There is much more in Sir David's briefing paper that other experts could challenge. One of the more terrifying aspects of global warming is the threat of rising sea levels as the polar ice melts, and the oceans expand through rising temperatures, threatening the millions of people who live in places only a few feet above sea level.
Dramatic pictures of receding ice shelves in Antarctica seem to back this up, but a report in February to the Earth Observation summit in Brussels found that the ice masses there seem to be growing. Sea level does not appear to be rising; satellites can't detect any change, and low-lying islands such as Tuvalu are refusing to disappear beneath the waves.
As I said, this is a difficult subject, and it would be foolish to assume that everything will turn out fine, whatever we do. But that hardly justifies Draconian measures that will make us poorer, unless the scientific evidence is overwhelming. This was what the Inter-Governmental Panel on Climate Change was set up to do, and its findings form the basis for the Kyoto treaty.

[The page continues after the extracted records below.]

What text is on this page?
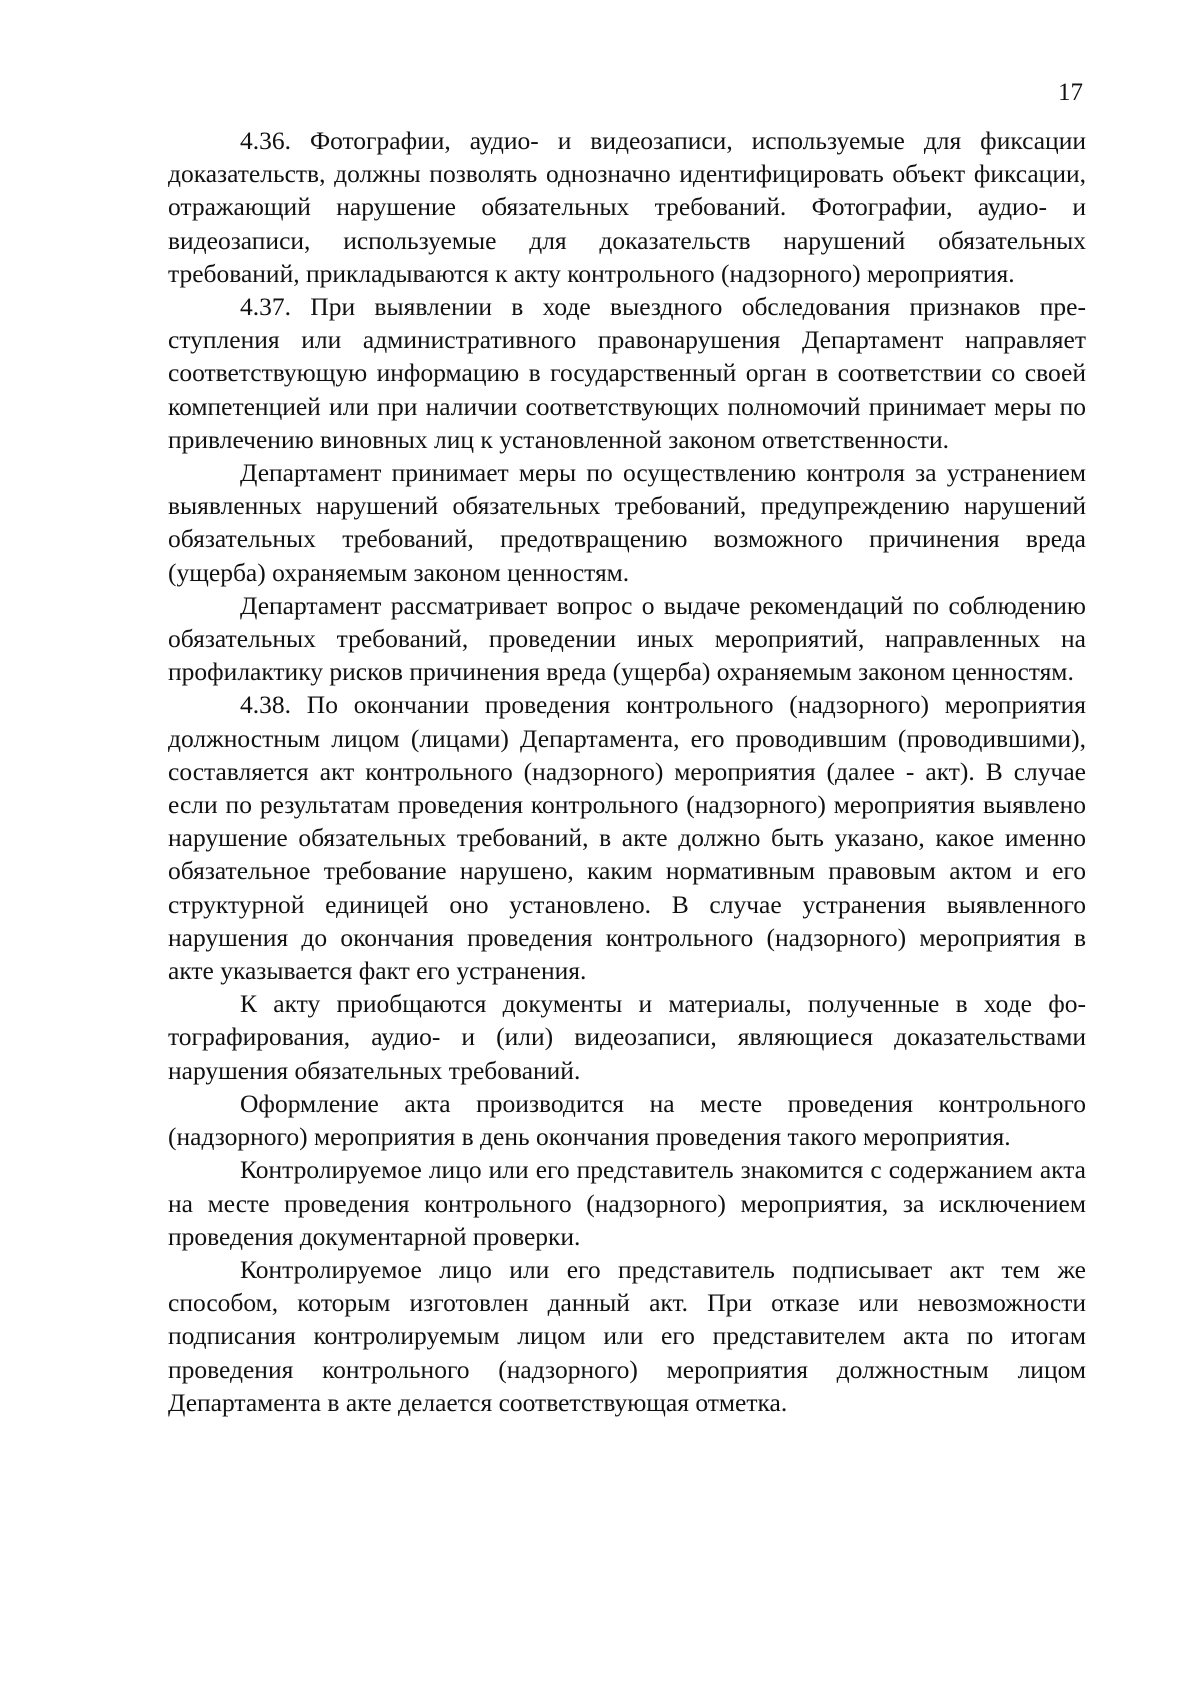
17

4.36. Фотографии, аудио- и видеозаписи, используемые для фиксации доказательств, должны позволять однозначно идентифицировать объект фиксации, отражающий нарушение обязательных требований. Фотографии, аудио- и видеозаписи, используемые для доказательств нарушений обязательных требований, прикладываются к акту контрольного (надзорного) мероприятия.

4.37. При выявлении в ходе выездного обследования признаков преступления или административного правонарушения Департамент направляет соответствующую информацию в государственный орган в соответствии со своей компетенцией или при наличии соответствующих полномочий принимает меры по привлечению виновных лиц к установленной законом ответственности.

Департамент принимает меры по осуществлению контроля за устранением выявленных нарушений обязательных требований, предупреждению нарушений обязательных требований, предотвращению возможного причинения вреда (ущерба) охраняемым законом ценностям.

Департамент рассматривает вопрос о выдаче рекомендаций по соблюдению обязательных требований, проведении иных мероприятий, направленных на профилактику рисков причинения вреда (ущерба) охраняемым законом ценностям.

4.38. По окончании проведения контрольного (надзорного) мероприятия должностным лицом (лицами) Департамента, его проводившим (проводившими), составляется акт контрольного (надзорного) мероприятия (далее - акт). В случае если по результатам проведения контрольного (надзорного) мероприятия выявлено нарушение обязательных требований, в акте должно быть указано, какое именно обязательное требование нарушено, каким нормативным правовым актом и его структурной единицей оно установлено. В случае устранения выявленного нарушения до окончания проведения контрольного (надзорного) мероприятия в акте указывается факт его устранения.

К акту приобщаются документы и материалы, полученные в ходе фотографирования, аудио- и (или) видеозаписи, являющиеся доказательствами нарушения обязательных требований.

Оформление акта производится на месте проведения контрольного (надзорного) мероприятия в день окончания проведения такого мероприятия.

Контролируемое лицо или его представитель знакомится с содержанием акта на месте проведения контрольного (надзорного) мероприятия, за исключением проведения документарной проверки.

Контролируемое лицо или его представитель подписывает акт тем же способом, которым изготовлен данный акт. При отказе или невозможности подписания контролируемым лицом или его представителем акта по итогам проведения контрольного (надзорного) мероприятия должностным лицом Департамента в акте делается соответствующая отметка.
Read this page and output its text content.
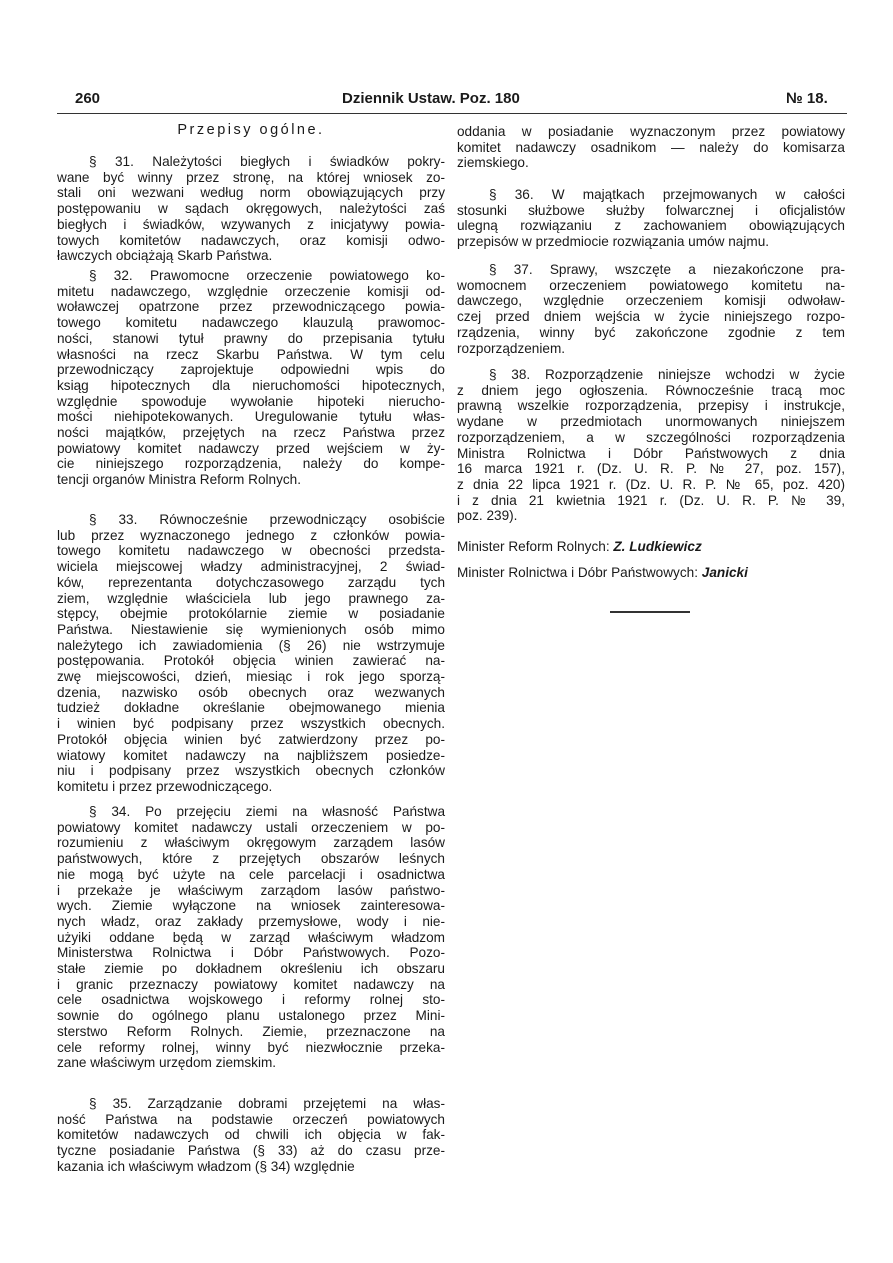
260	Dziennik Ustaw. Poz. 180	№ 18.
Przepisy ogólne.
§ 31. Należytości biegłych i świadków pokry-
wane być winny przez stronę, na której wniosek zo-
stali oni wezwani według norm obowiązujących przy
postępowaniu w sądach okręgowych, należytości zaś
biegłych i świadków, wzywanych z inicjatywy powia-
towych komitetów nadawczych, oraz komisji odwo-
ławczych obciążają Skarb Państwa.
§ 32. Prawomocne orzeczenie powiatowego ko-
mitetu nadawczego, względnie orzeczenie komisji od-
woławczej opatrzone przez przewodniczącego powia-
towego komitetu nadawczego klauzulą prawomoc-
ności, stanowi tytuł prawny do przepisania tytułu
własności na rzecz Skarbu Państwa. W tym celu
przewodniczący zaprojektuje odpowiedni wpis do
ksiąg hipotecznych dla nieruchomości hipotecznych,
względnie spowoduje wywołanie hipoteki nierucho-
mości niehipotekowanych. Uregulowanie tytułu włas-
ności majątków, przejętych na rzecz Państwa przez
powiatowy komitet nadawczy przed wejściem w ży-
cie niniejszego rozporządzenia, należy do kompe-
tencji organów Ministra Reform Rolnych.
§ 33. Równocześnie przewodniczący osobiście
lub przez wyznaczonego jednego z członków powia-
towego komitetu nadawczego w obecności przedsta-
wiciela miejscowej władzy administracyjnej, 2 świad-
ków, reprezentanta dotychczasowego zarządu tych
ziem, względnie właściciela lub jego prawnego za-
stępcy, obejmie protokólarnie ziemie w posiadanie
Państwa. Niestawienie się wymienionych osób mimo
należytego ich zawiadomienia (§ 26) nie wstrzymuje
postępowania. Protokół objęcia winien zawierać na-
zwę miejscowości, dzień, miesiąc i rok jego sporzą-
dzenia, nazwisko osób obecnych oraz wezwanych
tudzież dokładne określanie obejmowanego mienia
i winien być podpisany przez wszystkich obecnych.
Protokół objęcia winien być zatwierdzony przez po-
wiatowy komitet nadawczy na najbliższem posiedze-
niu i podpisany przez wszystkich obecnych członków
komitetu i przez przewodniczącego.
§ 34. Po przejęciu ziemi na własność Państwa
powiatowy komitet nadawczy ustali orzeczeniem w po-
rozumieniu z właściwym okręgowym zarządem lasów
państwowych, które z przejętych obszarów leśnych
nie mogą być użyte na cele parcelacji i osadnictwa
i przekaże je właściwym zarządom lasów państwo-
wych. Ziemie wyłączone na wniosek zainteresowa-
nych władz, oraz zakłady przemysłowe, wody i nie-
użyiki oddane będą w zarząd właściwym władzom
Ministerstwa Rolnictwa i Dóbr Państwowych. Pozo-
stałe ziemie po dokładnem określeniu ich obszaru
i granic przeznaczy powiatowy komitet nadawczy na
cele osadnictwa wojskowego i reformy rolnej sto-
sownie do ogólnego planu ustalonego przez Mini-
sterstwo Reform Rolnych. Ziemie, przeznaczone na
cele reformy rolnej, winny być niezwłocznie przeka-
zane właściwym urzędom ziemskim.
§ 35. Zarządzanie dobrami przejętemi na włas-
ność Państwa na podstawie orzeczeń powiatowych
komitetów nadawczych od chwili ich objęcia w fak-
tyczne posiadanie Państwa (§ 33) aż do czasu prze-
kazania ich właściwym władzom (§ 34) względnie
oddania w posiadanie wyznaczonym przez powiatowy
komitet nadawczy osadnikom — należy do komisarza
ziemskiego.
§ 36. W majątkach przejmowanych w całości
stosunki służbowe służby folwarcznej i oficjalistów
ulegną rozwiązaniu z zachowaniem obowiązujących
przepisów w przedmiocie rozwiązania umów najmu.
§ 37. Sprawy, wszczęte a niezakończone pra-
womocnem orzeczeniem powiatowego komitetu na-
dawczego, względnie orzeczeniem komisji odwoław-
czej przed dniem wejścia w życie niniejszego rozpo-
rządzenia, winny być zakończone zgodnie z tem
rozporządzeniem.
§ 38. Rozporządzenie niniejsze wchodzi w życie
z dniem jego ogłoszenia. Równocześnie tracą moc
prawną wszelkie rozporządzenia, przepisy i instrukcje,
wydane w przedmiotach unormowanych niniejszem
rozporządzeniem, a w szczególności rozporządzenia
Ministra Rolnictwa i Dóbr Państwowych z dnia
16 marca 1921 r. (Dz. U. R. P. № 27, poz. 157),
z dnia 22 lipca 1921 r. (Dz. U. R. P. № 65, poz. 420)
i z dnia 21 kwietnia 1921 r. (Dz. U. R. P. № 39,
poz. 239).
Minister Reform Rolnych: Z. Ludkiewicz
Minister Rolnictwa i Dóbr Państwowych: Janicki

Yet a closer examination of the scientific case shows that what are now considered by the doomsayers to be firm forecasts of temperature rises are actually "scenarios" of what might happen on different assumptions.
There is a huge margin for error here, certainly enough to justify America's refusal to sign up to the treaty. It's fashionable to claim that George W. Bush has rejected Kyoto because he's too stupid to see the problem (and, of course, he's in thrall to Big Oil), but he can just as plausibly argue that the treaty is based on bad science.
Climate change is an important, perhaps vital, debate, but it remains just that. Warning of disaster has become a global industry, and the livelihoods of thousands of scientists depend on our being sufficiently spooked to keep funding the research. The worry is that many of these researchers have stopped being scientists and become campaigners instead. I do hope that the vice-president of the Royal Society is not one of them.